Pattern blocks are ubiquitous in elementary schools, but they're not commonly seen in middle school or high school. Yet, they do offer plenty of interesting curricular opportunities. (And yes, they're fun!)
On This Site
- Pattern blocks are featured in my book Geometry Labs, a free download on this site. In fact, they are used in the first and the last lesson in the book! Here is an index of the labs that use pattern blocks:
- Angles: 1.1, 1.2, 1.4
- Polygons: 3.3, 3.6
- Symmetry: 5.4, 5.6
- Tiling: 7.2
- Measurement: 9.5, 11.8
- Similarity: 10.4
Along with much else, my Symmetry home page includes pattern block links, including these two:
Dodecagons:A classic activity is to cover a 1-inch-side dodecagon with pattern blocks.
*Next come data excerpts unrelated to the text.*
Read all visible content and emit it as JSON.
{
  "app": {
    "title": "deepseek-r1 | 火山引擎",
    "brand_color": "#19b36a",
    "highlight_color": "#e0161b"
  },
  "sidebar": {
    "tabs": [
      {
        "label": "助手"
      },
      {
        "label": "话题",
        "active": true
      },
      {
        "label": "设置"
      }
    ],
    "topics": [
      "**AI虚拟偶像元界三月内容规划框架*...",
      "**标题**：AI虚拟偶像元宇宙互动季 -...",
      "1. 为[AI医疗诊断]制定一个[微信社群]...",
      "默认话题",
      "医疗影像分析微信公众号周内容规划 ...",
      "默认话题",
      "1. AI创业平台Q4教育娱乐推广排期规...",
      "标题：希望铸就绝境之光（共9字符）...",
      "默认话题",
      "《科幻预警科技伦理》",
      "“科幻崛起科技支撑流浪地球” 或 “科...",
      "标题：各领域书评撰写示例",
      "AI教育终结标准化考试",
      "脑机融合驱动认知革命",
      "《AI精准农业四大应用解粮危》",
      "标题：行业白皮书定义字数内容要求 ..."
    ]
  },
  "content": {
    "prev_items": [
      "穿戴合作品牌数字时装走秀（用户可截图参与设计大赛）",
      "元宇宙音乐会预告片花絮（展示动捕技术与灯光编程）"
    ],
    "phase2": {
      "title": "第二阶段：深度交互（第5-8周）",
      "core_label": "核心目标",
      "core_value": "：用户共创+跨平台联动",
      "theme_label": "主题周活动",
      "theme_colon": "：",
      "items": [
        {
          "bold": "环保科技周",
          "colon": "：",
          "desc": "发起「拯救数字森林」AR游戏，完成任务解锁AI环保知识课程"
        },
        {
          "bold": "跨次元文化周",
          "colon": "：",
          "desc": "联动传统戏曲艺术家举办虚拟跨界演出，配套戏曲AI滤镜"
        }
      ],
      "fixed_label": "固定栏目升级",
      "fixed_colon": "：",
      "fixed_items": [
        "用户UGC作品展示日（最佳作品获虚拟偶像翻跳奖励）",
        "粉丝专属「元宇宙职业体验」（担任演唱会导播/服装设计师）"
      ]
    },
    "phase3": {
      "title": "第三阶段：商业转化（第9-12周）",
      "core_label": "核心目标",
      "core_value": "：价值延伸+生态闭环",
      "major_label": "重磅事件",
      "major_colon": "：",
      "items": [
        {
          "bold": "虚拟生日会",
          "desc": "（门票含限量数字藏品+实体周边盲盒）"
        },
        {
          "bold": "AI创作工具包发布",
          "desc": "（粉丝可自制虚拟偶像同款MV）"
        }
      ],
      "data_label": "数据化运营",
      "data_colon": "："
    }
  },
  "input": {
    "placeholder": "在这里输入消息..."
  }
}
This provides a great context to discuss symmetry (see Geometry Labs 5.6.) An extension: cover the 2-inch-side big dodecagon with pattern blocks: examples, activity, and discussion.
Wallpapers Catalog: From the point of view of symmetry, there are exactly 17 different wallpaper designs. I made a catalog of those, illustrating each one with an example using pattern blocks.
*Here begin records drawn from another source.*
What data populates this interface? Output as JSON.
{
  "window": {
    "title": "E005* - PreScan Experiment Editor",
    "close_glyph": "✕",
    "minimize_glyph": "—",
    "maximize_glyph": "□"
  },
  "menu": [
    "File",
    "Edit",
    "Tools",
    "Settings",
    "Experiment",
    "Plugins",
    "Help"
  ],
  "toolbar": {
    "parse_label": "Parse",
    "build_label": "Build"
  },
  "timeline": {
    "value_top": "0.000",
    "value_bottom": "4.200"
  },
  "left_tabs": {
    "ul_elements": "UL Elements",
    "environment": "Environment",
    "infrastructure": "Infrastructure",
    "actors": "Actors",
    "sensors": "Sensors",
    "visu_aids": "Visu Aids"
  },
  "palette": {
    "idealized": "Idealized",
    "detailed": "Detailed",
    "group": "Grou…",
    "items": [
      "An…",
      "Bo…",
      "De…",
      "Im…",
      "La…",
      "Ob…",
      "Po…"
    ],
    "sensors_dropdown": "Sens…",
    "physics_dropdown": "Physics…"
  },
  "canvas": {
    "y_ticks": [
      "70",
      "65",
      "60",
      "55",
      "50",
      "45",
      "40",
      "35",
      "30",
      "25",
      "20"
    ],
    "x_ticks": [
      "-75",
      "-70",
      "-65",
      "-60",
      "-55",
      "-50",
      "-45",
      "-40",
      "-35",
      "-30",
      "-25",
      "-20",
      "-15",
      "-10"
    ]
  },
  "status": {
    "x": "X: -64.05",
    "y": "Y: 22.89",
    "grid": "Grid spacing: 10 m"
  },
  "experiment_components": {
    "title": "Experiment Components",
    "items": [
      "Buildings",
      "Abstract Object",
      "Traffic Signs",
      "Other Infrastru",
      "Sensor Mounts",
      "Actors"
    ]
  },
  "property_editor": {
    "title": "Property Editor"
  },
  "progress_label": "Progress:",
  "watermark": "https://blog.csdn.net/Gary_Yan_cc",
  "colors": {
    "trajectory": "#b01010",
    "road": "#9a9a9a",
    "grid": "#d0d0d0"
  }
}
Wallpaper Starters is a challenging puzzle-like activity which combines symmetry and tiling. The idea is to extend the given pattern, using the given mirror lines as the only guide.
If you create more pattern block wallpaper starters, I will post them here and credit you.
This presentation (PDF | Keynote) is mostly about pattern blocks, but it does include some work using the Geometry Labs template. The Keynote version features some fun animations. You can watch me making the presentation in a condensed 90-minute video version of a three-hour workshop here And here is a K-8 version of the talk: PDF | Keynote.
Pattern Block Trains is a rich activity about rate of change, which starts easy, and gets quite challenging.
If you use SmartBoards, here is a pattern block Notebook gallery item.
If you create pattern block files for other platforms, I will post them here and credit you.
NCTM has a nice online pattern block applet, as does the Ontario Ministry of Education. The latter is particularly well suited for tiling, as it makes it easy to duplicate blocks. Jen Silverman created a good one in Geogebra. Computers are great to create and record figures, but using actual pattern blocks is by far preferable in the classroom or for your own explorations.
Pattern blocks were invented by Edward Prenowitz in 1963, as part of the Elementary Science Study (ESS) at the Education Development Center (EDC) in Newton MA. He was proud of the design, particularly the fact that each shape had its own color (not unlike Cuisenaire blocks and Zome), and that one could do so much with just six shapes.
My own teaching was very much influenced by the ESS units (Tangrams, Mirror Cards, Peas and Particles, Where Is the Moon?, Daytime Astronomy, Pendulums, Mystery Powders, Optics, and probably others.) Alas they're out of print and hard to find.